The bulk of the Church Dogmatics is thus a function of its rhetorical design. As a consequence, the work has to be read at considerable length in order to acquire a sense of the argument as a whole, especially since Barth was acutely conscious of the many strands which connected all the different doctrines together. For all its variety of subject matter and genre, the Church Dogmatics is one cohesive argument, and no single stage within the argument is definitive for the whole (a warning to readers who extract one piece of the argument as if it could stand in isolation from the rest, and then proceed to criticize it for failing to say what can in fact be found elsewhere in the work as a whole).

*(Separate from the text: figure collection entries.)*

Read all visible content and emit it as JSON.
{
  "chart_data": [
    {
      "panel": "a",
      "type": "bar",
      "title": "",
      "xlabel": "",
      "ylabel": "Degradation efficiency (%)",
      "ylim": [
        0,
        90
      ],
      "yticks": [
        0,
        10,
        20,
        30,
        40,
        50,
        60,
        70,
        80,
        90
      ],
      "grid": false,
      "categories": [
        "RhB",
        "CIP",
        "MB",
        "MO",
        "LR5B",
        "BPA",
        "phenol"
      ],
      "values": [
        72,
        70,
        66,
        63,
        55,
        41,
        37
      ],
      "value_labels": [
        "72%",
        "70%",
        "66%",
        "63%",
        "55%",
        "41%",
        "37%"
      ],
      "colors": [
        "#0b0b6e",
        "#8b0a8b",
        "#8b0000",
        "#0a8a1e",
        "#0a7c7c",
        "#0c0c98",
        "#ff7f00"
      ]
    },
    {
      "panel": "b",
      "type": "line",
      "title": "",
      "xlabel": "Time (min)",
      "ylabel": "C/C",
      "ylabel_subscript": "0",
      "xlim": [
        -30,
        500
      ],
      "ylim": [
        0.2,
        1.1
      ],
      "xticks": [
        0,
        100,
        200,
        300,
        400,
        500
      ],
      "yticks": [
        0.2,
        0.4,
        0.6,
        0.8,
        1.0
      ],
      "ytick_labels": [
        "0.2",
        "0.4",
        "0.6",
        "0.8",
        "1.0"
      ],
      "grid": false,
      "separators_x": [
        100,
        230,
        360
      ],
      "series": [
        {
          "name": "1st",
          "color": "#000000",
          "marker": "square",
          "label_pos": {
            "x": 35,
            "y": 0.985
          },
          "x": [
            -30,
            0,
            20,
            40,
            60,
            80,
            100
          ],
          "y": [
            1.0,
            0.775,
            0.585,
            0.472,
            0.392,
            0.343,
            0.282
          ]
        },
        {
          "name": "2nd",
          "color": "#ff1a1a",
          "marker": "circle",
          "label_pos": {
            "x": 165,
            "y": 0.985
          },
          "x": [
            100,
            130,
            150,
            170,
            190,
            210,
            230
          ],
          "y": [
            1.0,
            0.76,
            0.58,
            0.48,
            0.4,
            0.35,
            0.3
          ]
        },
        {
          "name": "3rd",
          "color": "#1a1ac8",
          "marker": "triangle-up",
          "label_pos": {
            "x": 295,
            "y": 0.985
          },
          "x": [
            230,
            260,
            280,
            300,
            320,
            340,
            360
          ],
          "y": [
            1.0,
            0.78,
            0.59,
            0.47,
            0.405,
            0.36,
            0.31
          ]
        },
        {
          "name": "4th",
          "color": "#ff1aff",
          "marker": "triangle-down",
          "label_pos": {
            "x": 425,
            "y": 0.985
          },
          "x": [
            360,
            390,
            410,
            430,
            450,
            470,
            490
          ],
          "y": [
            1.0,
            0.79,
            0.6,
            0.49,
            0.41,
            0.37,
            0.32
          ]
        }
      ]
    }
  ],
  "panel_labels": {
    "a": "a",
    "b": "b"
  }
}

In the end, then, there is no substitute for the exhausting business of studying the argument in its (unfinished) entirety. Only in ths way can we properly catch the rhythm of Barth’s thinking and come to see how his peculiar rhetoric is intrinsic to what he has to say. It is crucial, therefore, that we take very seriously ‘the inner connection of Barth’s langauge with his ‘subject matter.’

…For some readers, such instruction, undertaken so single-mindedly and with such rhetorical energy, makes Barth impossible, even oppressive, to read. To some, his writing appears to be an attempt to create a world of theological reality by sheer power of language, convincing by overwhelming rather than demonstrating. To others, it seems an act of wilful defiance of modernity –doiing at inordinate length what the Enlightenment had disallowed: talking of God with fluency and delight. To others, again, the cumulative power of Barth’s writing can seem an exercise in unbridled –male– forcefulness, its repetitious and boundless energy wearing down the reader into submission. At the very least, Barth rarely seems to invite the kind of considered, critical reading which the canons of rational discourse prescribe.

Readers must decide for themselves about these matters.